At this point, we were offered an optional cheese course. After some discussion, we chose to share a plate and the server went away to fetch the cheese cart. This is the last we heard on the topic, since a little later, the desserts started arriving. We were already pretty full, so we didn't feel like complaining, but it was an unusual omission.
The pre-dessert was a fake calamansi (a kind of citrus fruit), filled with prosecco cream, and little sour bonbons (“seeds”). The seeds were really the only thing that was citrusy about the dish, the cream made it pretty heavy 15 (my sister was more appreciative and would have rated this a 17).

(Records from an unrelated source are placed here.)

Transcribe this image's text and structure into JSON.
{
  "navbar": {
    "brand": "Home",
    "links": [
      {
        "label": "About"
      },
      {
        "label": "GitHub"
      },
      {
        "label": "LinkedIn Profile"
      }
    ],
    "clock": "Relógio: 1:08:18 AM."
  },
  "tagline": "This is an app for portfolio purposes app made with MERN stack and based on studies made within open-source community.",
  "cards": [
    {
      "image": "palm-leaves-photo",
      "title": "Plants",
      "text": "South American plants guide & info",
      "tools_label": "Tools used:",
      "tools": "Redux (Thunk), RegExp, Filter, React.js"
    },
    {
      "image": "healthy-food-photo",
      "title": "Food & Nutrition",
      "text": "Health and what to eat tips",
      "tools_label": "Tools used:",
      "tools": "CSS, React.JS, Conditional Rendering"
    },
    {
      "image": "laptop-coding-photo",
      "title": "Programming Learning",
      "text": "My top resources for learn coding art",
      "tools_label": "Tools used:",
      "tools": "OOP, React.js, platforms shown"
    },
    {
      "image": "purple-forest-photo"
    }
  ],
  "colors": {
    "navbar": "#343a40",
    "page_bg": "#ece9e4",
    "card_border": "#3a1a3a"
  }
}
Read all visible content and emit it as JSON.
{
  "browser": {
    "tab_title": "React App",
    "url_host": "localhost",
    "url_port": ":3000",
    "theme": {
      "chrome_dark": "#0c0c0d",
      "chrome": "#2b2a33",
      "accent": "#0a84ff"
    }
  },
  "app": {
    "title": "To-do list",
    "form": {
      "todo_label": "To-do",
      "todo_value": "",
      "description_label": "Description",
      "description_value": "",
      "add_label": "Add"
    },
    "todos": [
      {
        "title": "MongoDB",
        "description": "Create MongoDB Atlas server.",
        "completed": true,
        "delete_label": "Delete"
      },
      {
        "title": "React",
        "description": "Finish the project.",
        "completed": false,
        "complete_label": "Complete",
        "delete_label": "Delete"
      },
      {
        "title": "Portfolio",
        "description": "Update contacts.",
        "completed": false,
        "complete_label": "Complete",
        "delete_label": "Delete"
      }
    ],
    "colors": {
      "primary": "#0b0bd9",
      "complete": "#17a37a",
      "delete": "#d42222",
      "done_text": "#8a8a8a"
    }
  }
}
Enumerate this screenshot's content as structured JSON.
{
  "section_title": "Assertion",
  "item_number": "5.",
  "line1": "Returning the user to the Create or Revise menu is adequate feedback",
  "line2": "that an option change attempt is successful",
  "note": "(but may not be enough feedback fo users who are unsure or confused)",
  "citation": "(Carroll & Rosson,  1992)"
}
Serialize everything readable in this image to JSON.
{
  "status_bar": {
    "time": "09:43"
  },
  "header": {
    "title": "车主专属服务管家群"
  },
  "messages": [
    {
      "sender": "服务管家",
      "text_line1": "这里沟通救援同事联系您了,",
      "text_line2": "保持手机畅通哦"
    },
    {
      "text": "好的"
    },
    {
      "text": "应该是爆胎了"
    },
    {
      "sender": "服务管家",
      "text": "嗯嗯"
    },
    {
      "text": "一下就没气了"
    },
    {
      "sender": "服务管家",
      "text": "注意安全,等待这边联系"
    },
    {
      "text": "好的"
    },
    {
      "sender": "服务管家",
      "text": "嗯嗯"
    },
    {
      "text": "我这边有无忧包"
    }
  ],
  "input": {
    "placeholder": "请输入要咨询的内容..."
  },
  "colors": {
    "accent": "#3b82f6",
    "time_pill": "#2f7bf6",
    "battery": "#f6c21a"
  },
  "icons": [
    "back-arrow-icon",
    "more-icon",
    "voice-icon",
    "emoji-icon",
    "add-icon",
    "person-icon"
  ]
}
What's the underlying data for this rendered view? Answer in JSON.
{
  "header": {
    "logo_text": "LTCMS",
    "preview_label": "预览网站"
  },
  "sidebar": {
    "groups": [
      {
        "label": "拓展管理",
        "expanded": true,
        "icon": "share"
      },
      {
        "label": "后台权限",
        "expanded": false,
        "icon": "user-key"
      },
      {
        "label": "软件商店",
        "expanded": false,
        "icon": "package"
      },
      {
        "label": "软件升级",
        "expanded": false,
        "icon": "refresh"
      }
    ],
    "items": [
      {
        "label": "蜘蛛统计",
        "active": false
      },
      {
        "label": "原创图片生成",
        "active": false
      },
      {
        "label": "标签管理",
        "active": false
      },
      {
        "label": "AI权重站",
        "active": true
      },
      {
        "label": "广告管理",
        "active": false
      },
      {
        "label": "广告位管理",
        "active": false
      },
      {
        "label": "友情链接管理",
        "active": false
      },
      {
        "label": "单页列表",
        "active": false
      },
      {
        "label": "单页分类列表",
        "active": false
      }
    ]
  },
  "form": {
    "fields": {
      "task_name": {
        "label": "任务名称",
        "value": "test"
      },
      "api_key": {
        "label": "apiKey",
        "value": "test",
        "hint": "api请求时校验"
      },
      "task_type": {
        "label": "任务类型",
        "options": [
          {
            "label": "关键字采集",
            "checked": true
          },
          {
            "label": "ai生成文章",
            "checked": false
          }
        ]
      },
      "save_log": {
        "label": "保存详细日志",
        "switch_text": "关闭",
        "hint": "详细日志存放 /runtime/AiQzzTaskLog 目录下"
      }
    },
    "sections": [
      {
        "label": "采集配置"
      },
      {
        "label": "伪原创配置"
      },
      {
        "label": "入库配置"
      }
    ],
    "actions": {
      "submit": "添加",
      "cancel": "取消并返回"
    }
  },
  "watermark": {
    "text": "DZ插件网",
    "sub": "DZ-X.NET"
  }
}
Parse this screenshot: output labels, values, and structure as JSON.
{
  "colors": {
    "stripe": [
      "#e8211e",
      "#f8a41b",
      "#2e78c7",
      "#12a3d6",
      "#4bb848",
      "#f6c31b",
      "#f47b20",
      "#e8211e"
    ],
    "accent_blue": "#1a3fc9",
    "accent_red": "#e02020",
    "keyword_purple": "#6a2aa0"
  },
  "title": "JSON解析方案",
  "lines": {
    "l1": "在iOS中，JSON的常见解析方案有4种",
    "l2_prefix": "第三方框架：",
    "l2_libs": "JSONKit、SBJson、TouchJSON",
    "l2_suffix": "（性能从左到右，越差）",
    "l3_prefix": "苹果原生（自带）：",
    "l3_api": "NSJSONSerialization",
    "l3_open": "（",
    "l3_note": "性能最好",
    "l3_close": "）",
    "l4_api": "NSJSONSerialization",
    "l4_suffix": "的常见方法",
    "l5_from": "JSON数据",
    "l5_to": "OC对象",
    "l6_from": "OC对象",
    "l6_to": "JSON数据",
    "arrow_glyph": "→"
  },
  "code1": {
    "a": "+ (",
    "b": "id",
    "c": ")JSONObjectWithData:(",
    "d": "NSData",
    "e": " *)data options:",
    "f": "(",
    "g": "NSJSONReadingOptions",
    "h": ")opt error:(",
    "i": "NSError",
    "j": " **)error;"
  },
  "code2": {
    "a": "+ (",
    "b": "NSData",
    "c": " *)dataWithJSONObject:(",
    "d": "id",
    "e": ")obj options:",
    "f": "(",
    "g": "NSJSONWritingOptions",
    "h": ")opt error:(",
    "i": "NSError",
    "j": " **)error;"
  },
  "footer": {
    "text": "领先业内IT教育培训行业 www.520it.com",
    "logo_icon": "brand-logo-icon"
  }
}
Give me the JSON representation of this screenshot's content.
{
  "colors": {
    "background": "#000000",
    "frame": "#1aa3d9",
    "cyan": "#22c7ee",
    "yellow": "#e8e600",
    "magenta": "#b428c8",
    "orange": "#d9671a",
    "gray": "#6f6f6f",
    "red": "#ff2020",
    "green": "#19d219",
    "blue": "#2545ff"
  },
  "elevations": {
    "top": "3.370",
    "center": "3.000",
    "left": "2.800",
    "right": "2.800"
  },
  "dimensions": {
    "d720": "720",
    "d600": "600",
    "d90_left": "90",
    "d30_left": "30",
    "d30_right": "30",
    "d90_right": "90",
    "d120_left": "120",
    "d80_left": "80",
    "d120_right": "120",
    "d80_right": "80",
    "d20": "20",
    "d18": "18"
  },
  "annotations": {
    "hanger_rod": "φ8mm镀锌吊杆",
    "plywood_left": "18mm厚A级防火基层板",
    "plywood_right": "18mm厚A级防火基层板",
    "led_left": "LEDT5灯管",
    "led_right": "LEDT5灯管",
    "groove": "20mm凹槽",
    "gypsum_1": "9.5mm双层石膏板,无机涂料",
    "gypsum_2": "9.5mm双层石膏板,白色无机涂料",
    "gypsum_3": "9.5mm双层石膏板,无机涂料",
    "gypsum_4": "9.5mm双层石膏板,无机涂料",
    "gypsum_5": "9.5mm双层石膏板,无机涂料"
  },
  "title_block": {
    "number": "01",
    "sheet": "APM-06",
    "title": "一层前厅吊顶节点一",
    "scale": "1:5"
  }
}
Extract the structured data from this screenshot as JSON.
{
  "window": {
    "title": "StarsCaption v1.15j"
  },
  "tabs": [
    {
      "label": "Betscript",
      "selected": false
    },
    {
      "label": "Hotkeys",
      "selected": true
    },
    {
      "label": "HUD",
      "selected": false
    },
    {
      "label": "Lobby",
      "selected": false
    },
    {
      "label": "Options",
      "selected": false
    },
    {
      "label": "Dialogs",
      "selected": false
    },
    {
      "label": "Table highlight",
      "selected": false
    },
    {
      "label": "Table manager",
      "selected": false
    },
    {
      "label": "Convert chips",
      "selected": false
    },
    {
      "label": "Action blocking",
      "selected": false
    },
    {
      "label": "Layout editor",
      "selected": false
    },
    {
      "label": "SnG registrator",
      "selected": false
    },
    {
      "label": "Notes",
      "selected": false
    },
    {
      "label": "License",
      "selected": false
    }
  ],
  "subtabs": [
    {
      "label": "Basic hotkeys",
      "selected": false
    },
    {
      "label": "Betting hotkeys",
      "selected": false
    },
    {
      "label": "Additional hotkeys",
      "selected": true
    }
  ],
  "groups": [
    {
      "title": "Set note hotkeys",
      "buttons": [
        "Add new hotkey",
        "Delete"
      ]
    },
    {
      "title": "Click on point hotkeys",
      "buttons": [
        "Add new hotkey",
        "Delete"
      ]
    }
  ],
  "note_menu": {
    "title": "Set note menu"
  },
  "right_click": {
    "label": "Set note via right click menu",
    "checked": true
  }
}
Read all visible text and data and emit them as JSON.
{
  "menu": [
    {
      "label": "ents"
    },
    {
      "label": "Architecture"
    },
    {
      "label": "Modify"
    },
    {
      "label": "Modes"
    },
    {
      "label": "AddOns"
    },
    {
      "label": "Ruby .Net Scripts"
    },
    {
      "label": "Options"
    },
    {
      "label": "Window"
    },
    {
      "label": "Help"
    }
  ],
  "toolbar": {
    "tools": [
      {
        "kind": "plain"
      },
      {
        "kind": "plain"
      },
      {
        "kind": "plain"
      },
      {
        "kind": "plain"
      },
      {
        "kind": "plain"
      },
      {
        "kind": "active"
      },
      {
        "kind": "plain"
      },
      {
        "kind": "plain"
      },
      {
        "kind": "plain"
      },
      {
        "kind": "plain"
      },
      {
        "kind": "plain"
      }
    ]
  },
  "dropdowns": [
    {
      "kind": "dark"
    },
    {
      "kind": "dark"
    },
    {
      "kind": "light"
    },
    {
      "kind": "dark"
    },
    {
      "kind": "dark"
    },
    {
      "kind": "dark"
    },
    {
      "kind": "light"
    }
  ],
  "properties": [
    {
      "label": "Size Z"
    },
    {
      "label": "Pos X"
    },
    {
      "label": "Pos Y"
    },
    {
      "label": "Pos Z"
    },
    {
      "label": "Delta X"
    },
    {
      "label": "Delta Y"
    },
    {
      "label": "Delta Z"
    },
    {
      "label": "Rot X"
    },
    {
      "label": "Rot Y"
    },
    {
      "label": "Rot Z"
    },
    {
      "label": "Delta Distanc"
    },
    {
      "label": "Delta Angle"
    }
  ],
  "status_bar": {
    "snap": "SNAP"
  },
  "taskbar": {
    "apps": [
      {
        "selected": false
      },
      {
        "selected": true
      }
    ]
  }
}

Our main dessert was a deconstructed Pastiera, a Neapolitan tart. The plate contained Pastiera cream and ice cream, an almond sponge, white chocolate shards, candied oranges and a fake egg yolk made from honey, sugar and oranges. The fake egg yolk actually had the consistency of the real thing, with liquid inside as well - a neat accomplishment. We were told to mix all the components before eating, which made for a somewhat indistinctive mess. I think a real Pastiera cake would have made for a better dessert 16 (sister: 18).
Petit fours concluded our dinner. A pavlova with honey was sweet and light 17, a caprese cake with chocolate and ricotta was nicely crunchy 16, a fake strawberry made from strawberries, balsamic vinear and a basil leaf had a yummy, strawberry jam flavor 17. Not so successful was the mini baba rum with milk cream, it was soaked in liquid, but oddly enough, it was neither tasting of rum, nor particularly sweet 15. Finally, a “lobster tail” with cream, had the consistency of a very crunchy croissant, but just its crunchy outside part - yum. The sweet cream inside was nice as well 16.
Discussing the dinner afterwards, the service in particular stuck out as sub-par. I've already mentioned the waiting, the AC noise, the missing cheese, and the lack of apologies for any of the above. There were also smaller things that aren’t remarkable by themselves, but that somehow fit the pattern: no wine was topped off, even small left-overs in wine bottles were kept rather than poured. It's not that our servers were unfriendly, but they seemed to just do exactly what was needed for the job, and nothing more. There was none of that excitement to share and celebrate good food and wine that I’ve seen at other Michelin-starred restaurants. A pity.
Overall: A cross-section of dishes from all over Italy, most deconstructed in some way or other. There were a few really good dishes, but the majority wasn’t close to a three-star level. The service was friendly but impersonal, nobody went the extra mile to make guests feel welcome. I left probably more disappointed than I should have been based on the food alone 16.